Hal itu disampaikan Taufik saat merespons pertanyaan moderator Mimbar Muktamar NU, Miftahul Ulum, dalam live event pemilihan Ahwa, Rais Aam, dan Ketua Umum PBNU digelar Suluh Nadliyin di Pondok Pesantren Al Maliki 2 Bahrul Ulum, Tambakberas, Jombang.

Moderator menanyakan tentang mekanisme pencegahan manipulasi dalam proses pemilihan, termasuk kemungkinan sanksi apabila terdapat calon yang terbukti melakukan manipulasi atau politik uang.

Taufik dengan tegas calon bisa dijaguhi sanksi hingga didiskualifikasi. “Ya, bisa diskualifikasi,” ujar Taufik.

Baca Juga: Jokowi Ingatkan Kekuasaan Hanya Sementara: Jangan Dipakai untuk Menjatuhkan Orang

Dia menjelaskan, politik uang tidak semata terjadi saat hari pemungutan suara.

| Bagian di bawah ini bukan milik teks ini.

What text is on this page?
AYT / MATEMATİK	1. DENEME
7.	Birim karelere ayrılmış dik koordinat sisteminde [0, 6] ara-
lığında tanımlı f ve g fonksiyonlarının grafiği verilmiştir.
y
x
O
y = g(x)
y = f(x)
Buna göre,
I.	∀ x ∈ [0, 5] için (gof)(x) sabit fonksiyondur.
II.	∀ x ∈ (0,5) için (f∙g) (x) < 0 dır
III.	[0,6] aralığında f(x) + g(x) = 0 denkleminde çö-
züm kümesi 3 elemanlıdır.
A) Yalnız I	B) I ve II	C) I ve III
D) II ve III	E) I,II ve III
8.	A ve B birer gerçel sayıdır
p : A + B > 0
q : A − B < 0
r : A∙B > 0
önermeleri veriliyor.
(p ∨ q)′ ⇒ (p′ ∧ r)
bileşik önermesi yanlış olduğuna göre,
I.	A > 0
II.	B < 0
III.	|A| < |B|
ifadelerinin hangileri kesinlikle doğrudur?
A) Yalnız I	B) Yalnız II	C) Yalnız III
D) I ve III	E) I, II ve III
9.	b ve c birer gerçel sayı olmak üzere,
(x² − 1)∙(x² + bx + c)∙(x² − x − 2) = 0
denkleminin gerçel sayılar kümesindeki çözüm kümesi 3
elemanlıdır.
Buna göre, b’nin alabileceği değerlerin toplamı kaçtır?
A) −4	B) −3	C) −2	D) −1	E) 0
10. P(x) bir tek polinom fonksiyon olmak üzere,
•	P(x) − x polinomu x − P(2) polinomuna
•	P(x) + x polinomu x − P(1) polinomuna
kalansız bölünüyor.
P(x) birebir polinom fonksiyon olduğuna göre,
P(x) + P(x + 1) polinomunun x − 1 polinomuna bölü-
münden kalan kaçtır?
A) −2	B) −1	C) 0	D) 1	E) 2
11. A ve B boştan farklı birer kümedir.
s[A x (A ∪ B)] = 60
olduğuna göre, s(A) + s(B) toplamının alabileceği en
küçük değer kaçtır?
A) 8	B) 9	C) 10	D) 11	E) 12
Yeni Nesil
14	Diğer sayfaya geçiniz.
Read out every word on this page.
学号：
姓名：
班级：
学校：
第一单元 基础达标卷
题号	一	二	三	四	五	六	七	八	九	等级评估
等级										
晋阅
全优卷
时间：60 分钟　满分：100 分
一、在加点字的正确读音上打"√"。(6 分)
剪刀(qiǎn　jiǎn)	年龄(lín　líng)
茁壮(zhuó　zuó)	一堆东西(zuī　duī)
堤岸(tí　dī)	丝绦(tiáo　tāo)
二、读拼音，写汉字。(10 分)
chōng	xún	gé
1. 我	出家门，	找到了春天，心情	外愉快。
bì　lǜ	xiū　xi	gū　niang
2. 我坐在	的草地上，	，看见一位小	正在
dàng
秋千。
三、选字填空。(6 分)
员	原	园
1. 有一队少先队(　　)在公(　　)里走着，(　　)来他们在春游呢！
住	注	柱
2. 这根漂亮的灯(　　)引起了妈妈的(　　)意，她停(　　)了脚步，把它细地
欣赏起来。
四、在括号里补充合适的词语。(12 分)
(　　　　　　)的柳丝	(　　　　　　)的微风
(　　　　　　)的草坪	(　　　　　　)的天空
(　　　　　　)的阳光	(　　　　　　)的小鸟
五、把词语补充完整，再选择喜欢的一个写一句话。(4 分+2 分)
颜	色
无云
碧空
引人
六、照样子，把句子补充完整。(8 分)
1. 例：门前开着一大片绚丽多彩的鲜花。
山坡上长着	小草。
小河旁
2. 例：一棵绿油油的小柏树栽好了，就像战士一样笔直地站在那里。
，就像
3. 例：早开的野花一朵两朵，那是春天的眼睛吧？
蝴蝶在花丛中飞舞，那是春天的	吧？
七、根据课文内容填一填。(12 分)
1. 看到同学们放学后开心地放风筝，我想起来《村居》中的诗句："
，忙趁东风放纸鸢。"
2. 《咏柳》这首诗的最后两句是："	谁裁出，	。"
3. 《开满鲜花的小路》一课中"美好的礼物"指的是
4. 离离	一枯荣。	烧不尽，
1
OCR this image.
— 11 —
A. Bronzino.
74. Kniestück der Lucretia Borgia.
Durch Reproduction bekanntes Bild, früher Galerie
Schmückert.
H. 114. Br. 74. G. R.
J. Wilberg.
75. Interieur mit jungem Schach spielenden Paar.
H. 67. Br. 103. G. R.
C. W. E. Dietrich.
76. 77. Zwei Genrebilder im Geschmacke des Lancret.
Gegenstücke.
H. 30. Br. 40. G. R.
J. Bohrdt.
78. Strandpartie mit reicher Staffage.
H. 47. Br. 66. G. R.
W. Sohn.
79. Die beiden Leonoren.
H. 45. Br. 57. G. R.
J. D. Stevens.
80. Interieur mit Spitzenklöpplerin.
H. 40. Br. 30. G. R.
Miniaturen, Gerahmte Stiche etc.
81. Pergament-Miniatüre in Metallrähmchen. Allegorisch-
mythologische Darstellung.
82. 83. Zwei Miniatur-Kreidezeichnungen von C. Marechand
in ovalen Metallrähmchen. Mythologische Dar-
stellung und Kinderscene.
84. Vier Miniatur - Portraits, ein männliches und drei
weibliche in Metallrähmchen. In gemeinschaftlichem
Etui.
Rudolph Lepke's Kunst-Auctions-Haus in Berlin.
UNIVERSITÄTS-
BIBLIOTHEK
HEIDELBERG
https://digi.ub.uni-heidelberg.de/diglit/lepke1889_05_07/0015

Melainkan bisa terjadi sejak proses pendekatan untuk menggalang suara pemilih.

“Money politik ini kan tidak ujug-ujug, tapi by process, jauh sebelum muktamar. Terjadi sudah ada yang namanya pendekatan-pendekatan personal, sudah mulai ada DP (uang muka) dan macam-macam,” imbuhnya.

Karena itu, Taufik meminta apabila terdapat dugaan praktik politik uang, fakta dan bukti yang mendukung harus dikumpulkan secara serius. Ia menyebut bukti berupa rekaman video maupun dokumen dapat menjadi bagian penting dalam mengungkap dugaan pelanggaran tersebut.

“Kalau memang terbukti secara fisik, apalagi ada video, apalagi ada dokumen-dokumen penting dan KPK NU bisa membuktikan, nanti saya kawal sebagai lawyer,” jelasnya.

Siapa pun yang megetahui adanya politik uang ini diharapkan bisa mengungkapkan kasus tersebut. Tentunya harus diikuti oleh bukti yang kuat.

“Kalau memang Anda bisa mengumpulkan fakta-fakta itu harus dicari, video-videonya dan bukti-buktinya,” katanya.

Menurutnya, politik uang berdampak serius bagi muktamar. Sebab, keputusan yang dibuat dalam muktamar bisa dianulir.

“Kalau sepanjang itu bisa terjadi, (keputusan Muktamar) bisa dianulir, ya. Walaupun itu muncul dalam proses pascapenghitungan suara yang sah, itu bisa dibatalkan,” pungkasnya.